Minoan (Cretan) culture, Middle

Years: 2160BCE - 1600BCE

In the late third millenium BCE, several localities on the island of Crete develop into centers of commerce and handwork.

This enables the upper classes to continuously practice leadership activities and to expand their influence.

It is likely that the original hierarchies of the local elites were replaced by monarchist power structures - a precondition for the creation of the great palaces.

At the end of the MMII period (1700 BCE), there is a large disturbance in Crete, probably an earthquake, or possibly an invasion from Anatolia.

The palaces at Knossos, Phaistos, Malia, and Kato Zakros are destroyed.

With the start of the Neopalatial period, population increases again, the palaces are rebuilt on a larger scale and new settlements were built all over the island.

This period (the 17th and 16th centuries BCE, MM III / Neopalatial) represents the apex of the Minoan civilization.
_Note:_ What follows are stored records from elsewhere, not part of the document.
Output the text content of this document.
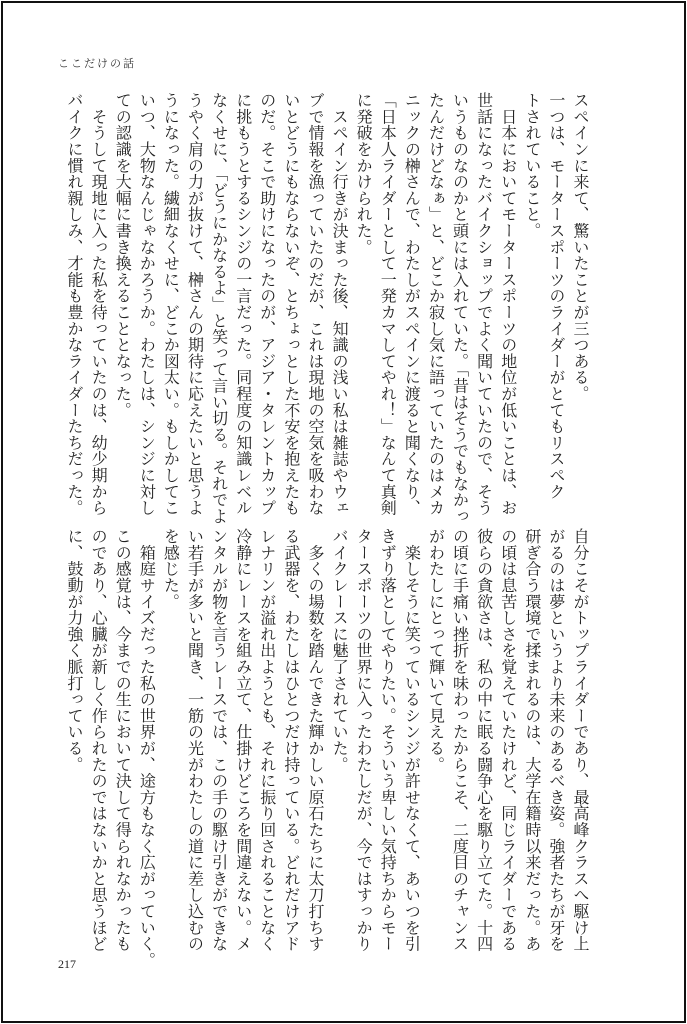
ここだけの話
スペインに来て、驚いたことが三つある。
一つは、モータースポーツのライダーがとてもリスペク
トされていること。
　日本においてモータースポーツの地位が低いことは、お
世話になったバイクショップでよく聞いていたので、そう
いうものなのかと頭には入れていた。「昔はそうでもなかっ
たんだけどなぁ」と、どこか寂し気に語っていたのはメカ
ニックの榊さんで、わたしがスペインに渡ると聞くなり、
「日本人ライダーとして一発カマしてやれ！」なんて真剣
に発破をかけられた。
　スペイン行きが決まった後、知識の浅い私は雑誌やウェ
ブで情報を漁っていたのだが、これは現地の空気を吸わな
いとどうにもならないぞ、とちょっとした不安を抱えたも
のだ。そこで助けになったのが、アジア・タレントカップ
に挑もうとするシンジの一言だった。同程度の知識レベル
なくせに、「どうにかなるよ」と笑って言い切る。それでよ
うやく肩の力が抜けて、榊さんの期待に応えたいと思うよ
うになった。繊細なくせに、どこか図太い。もしかしてこ
いつ、大物なんじゃなかろうか。わたしは、シンジに対し
ての認識を大幅に書き換えることとなった。
　そうして現地に入った私を待っていたのは、幼少期から
バイクに慣れ親しみ、才能も豊かなライダーたちだった。
自分こそがトップライダーであり、最高峰クラスへ駆け上
がるのは夢というより未来のあるべき姿。強者たちが牙を
研ぎ合う環境で揉まれるのは、大学在籍時以来だった。あ
の頃は息苦しさを覚えていたけれど、同じライダーである
彼らの貪欲さは、私の中に眠る闘争心を駆り立てた。十四
の頃に手痛い挫折を味わったからこそ、二度目のチャンス
がわたしにとって輝いて見える。
　楽しそうに笑っているシンジが許せなくて、あいつを引
きずり落としてやりたい。そういう卑しい気持ちからモー
タースポーツの世界に入ったわたしだが、今ではすっかり
バイクレースに魅了されていた。
　多くの場数を踏んできた輝かしい原石たちに太刀打ちす
る武器を、わたしはひとつだけ持っている。どれだけアド
レナリンが溢れ出ようとも、それに振り回されることなく
冷静にレースを組み立て、仕掛けどころを間違えない。メ
ンタルが物を言うレースでは、この手の駆け引きができな
い若手が多いと聞き、一筋の光がわたしの道に差し込むの
を感じた。
　箱庭サイズだった私の世界が、途方もなく広がっていく。
この感覚は、今までの生において決して得られなかったも
のであり、心臓が新しく作られたのではないかと思うほど
に、鼓動が力強く脈打っている。
217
There is another natural catastrophe around 1600 BCE, possibly an eruption of the Thera volcano.

Even this disaster doesn’t discourage the Minoans: the palaces are again rebuilt and were made even greater than before.

The influence of the Minoan civilization outside Crete manifests itself in the presence of valuable Minoan handicraft items on the Greek mainland.

It is likely that the ruling house of Mycenae was connected to the Minoan trade network.

After around 1700 BCE, the material culture on the Greek mainland achieves a new level due to Minoan influence.

Connections between Egypt and Crete are prominent.

Minoan ceramics are found in Egyptian cities and the Minoans import several items from Egypt, especially papyrus, as well as architectural and artistic ideas.

The Egyptian hieroglyphs serve as a model for the Minoan pictographic writing, from which the famous Linear A and Linear B writing systems later develop.